Amantadine (1-aminoadamantane) induced Fos expression in the central, dorsal-medial and ventral-medial part of the striatum. The distribution pattern of Fos induced by amantadine was more similar to those seen with dopaminomimetics than with N-methyl-D-aspartate (NMDA) receptor antagonists. Pretreatment with the dopamine D1 receptor antagonist, SCH23390, and the NMDA receptor antagonist, MK-801, blocked amantadine induction of Fos in the striatum. However, amantadine induction of Fos in the striatum was unaffected by the dopamine D2 receptor antagonist, sulpiride. These results suggest that amantadine induction of Fos in the rat striatum is related to dopamine D1 and NMDA receptors.

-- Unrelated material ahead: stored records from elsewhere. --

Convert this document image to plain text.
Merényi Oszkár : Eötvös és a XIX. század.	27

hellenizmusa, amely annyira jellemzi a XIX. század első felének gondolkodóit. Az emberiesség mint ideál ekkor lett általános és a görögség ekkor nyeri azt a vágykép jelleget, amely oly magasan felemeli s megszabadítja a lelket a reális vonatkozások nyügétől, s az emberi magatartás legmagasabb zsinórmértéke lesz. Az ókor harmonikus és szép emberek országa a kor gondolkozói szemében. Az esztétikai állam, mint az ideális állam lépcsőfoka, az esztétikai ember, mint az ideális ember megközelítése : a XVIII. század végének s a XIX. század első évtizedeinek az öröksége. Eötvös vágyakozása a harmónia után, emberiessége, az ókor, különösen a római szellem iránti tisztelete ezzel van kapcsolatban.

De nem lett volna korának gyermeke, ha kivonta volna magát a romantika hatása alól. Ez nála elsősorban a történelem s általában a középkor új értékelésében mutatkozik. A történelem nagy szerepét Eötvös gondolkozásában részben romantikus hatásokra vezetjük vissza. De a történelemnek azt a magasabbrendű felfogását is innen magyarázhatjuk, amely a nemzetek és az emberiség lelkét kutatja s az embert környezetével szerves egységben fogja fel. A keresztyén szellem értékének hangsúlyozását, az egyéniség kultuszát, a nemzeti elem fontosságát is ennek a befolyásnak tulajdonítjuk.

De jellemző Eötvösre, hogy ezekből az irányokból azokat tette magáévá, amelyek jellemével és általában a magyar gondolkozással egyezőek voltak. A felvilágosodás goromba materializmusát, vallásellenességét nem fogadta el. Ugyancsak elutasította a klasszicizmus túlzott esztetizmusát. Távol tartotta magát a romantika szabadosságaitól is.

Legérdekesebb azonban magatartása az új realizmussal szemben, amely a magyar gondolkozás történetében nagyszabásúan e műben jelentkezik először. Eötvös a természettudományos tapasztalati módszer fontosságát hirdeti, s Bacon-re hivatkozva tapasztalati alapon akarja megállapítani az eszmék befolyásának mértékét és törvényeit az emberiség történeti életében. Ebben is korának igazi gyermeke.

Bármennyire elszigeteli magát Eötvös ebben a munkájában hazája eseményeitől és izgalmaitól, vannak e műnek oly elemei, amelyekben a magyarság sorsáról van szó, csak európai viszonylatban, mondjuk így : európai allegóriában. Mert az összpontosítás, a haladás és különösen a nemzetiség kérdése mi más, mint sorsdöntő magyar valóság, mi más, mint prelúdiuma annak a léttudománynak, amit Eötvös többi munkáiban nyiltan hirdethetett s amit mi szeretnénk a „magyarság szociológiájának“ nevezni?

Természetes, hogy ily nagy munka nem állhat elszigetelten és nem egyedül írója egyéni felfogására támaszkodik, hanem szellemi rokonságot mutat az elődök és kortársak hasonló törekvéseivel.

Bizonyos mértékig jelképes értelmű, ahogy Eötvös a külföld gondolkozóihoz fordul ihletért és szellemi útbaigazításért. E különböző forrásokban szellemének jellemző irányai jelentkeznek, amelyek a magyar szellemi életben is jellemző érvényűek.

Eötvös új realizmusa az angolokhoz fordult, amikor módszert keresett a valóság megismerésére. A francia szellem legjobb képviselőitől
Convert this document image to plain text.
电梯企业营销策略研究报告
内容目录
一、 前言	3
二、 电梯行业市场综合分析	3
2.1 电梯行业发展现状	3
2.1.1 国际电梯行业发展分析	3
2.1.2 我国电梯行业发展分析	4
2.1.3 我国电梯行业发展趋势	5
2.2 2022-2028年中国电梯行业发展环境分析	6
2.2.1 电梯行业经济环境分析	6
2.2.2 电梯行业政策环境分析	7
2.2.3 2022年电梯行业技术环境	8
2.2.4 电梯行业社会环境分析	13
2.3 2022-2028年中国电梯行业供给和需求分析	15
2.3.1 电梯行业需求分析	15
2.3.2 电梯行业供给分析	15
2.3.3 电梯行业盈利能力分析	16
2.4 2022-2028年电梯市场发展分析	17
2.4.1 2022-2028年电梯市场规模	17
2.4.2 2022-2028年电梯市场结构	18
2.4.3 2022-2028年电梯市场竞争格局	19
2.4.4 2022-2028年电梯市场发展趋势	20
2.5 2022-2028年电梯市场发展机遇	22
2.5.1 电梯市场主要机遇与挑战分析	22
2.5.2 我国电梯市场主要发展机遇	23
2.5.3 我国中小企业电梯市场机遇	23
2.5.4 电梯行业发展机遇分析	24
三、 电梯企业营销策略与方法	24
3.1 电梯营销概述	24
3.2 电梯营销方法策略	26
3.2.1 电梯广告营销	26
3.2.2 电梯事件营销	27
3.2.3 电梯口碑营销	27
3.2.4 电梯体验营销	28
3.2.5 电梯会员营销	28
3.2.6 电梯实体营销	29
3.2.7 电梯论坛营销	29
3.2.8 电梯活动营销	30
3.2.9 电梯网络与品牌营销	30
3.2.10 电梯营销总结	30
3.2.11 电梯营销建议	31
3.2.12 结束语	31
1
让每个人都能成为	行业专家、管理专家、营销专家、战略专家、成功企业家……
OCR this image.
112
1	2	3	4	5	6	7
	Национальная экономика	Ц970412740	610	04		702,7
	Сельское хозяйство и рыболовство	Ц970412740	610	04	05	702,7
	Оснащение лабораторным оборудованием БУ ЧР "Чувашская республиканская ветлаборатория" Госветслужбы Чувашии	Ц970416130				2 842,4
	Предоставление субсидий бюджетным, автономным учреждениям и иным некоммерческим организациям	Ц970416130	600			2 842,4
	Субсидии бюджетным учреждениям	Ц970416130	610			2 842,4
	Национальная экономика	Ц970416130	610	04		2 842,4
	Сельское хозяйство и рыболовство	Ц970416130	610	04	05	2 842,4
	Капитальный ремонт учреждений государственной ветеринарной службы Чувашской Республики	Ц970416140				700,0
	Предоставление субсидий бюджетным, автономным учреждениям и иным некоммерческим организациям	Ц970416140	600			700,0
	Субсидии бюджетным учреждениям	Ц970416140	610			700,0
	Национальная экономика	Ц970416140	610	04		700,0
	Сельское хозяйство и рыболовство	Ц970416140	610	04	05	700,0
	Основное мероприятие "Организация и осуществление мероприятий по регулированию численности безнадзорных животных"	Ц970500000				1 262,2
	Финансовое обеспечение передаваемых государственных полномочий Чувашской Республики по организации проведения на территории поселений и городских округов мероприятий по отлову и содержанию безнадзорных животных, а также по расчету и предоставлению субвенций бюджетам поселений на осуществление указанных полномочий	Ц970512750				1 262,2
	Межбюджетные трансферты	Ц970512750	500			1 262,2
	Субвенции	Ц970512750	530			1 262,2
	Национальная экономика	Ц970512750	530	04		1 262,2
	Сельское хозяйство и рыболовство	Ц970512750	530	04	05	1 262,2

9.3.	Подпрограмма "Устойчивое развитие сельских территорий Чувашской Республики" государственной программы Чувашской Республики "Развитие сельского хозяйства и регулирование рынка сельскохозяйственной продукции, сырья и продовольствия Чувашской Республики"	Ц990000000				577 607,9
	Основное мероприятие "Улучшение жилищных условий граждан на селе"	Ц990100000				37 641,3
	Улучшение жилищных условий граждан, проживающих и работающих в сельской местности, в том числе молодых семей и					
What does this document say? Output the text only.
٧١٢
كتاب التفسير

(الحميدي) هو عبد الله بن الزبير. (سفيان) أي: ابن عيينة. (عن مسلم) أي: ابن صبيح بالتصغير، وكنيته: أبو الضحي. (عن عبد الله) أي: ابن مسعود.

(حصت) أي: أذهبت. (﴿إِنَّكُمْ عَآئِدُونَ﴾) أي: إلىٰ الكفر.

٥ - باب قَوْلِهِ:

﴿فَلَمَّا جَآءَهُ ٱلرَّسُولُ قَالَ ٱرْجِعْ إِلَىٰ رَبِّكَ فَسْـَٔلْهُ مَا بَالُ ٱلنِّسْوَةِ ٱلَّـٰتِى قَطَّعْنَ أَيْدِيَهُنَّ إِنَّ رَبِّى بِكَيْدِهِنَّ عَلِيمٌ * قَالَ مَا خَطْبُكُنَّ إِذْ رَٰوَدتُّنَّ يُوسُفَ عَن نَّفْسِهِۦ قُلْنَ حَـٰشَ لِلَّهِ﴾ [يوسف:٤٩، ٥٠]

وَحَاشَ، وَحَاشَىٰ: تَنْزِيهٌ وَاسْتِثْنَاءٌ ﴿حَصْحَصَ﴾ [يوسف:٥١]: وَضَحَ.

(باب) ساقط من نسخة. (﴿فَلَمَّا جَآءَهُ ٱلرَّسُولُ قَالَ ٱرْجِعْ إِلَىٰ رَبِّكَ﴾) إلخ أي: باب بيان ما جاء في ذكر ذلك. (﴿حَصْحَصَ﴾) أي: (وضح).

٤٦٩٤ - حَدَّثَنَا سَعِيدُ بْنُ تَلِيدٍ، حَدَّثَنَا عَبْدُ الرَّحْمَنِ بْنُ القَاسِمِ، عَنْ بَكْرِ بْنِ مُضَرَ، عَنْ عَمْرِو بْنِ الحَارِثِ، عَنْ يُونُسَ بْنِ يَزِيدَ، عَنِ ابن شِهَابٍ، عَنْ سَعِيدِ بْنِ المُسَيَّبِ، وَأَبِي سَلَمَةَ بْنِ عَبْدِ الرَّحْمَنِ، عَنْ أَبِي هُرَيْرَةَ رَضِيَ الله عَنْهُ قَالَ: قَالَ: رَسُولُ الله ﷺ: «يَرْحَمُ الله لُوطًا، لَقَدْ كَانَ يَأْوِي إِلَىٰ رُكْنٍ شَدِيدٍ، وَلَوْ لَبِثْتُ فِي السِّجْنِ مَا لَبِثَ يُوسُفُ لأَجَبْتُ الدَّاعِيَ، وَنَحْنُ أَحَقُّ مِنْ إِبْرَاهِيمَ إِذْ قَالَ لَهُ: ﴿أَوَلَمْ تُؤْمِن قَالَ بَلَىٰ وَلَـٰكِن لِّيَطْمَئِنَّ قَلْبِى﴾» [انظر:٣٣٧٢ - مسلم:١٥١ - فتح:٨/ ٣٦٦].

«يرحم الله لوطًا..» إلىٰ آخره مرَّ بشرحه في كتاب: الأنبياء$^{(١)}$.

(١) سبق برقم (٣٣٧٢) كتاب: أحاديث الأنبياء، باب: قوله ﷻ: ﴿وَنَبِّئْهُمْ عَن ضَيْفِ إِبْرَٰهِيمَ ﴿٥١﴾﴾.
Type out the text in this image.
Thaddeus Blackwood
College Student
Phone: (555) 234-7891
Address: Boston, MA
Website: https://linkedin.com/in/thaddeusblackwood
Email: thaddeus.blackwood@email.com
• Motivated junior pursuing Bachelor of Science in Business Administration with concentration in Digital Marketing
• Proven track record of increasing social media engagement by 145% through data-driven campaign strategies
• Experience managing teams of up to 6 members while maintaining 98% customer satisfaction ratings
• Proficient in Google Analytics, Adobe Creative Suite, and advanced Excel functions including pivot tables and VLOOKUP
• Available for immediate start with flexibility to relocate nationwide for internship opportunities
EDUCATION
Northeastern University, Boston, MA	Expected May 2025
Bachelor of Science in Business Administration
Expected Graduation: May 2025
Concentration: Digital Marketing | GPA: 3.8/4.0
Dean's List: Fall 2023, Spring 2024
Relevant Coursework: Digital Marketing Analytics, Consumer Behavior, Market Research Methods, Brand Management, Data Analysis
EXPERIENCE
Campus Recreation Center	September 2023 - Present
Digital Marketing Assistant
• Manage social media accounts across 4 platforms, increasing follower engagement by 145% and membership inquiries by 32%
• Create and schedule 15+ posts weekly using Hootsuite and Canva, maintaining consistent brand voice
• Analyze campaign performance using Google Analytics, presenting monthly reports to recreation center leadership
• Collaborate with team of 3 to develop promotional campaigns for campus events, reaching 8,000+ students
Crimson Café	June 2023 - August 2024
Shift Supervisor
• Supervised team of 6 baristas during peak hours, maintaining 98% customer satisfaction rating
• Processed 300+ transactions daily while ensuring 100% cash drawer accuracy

金刚烷胺(1-氨基金刚烷)可诱导纹状体中央、背内侧和腹内侧部分出现Fos表达。金刚烷胺诱导的Fos分布模式与多巴胺模拟物诱导的模式比与N-甲基-D-天冬氨酸(NMDA)受体拮抗剂诱导的模式更为相似。用多巴胺D1受体拮抗剂SCH23390和NMDA受体拮抗剂MK-801进行预处理,可阻断金刚烷胺诱导纹状体中Fos的产生。然而,多巴胺D2受体拮抗剂舒必利对金刚烷胺诱导纹状体中Fos的产生没有影响。这些结果表明,金刚烷胺诱导大鼠纹状体中Fos的产生与多巴胺D1和NMDA受体有关。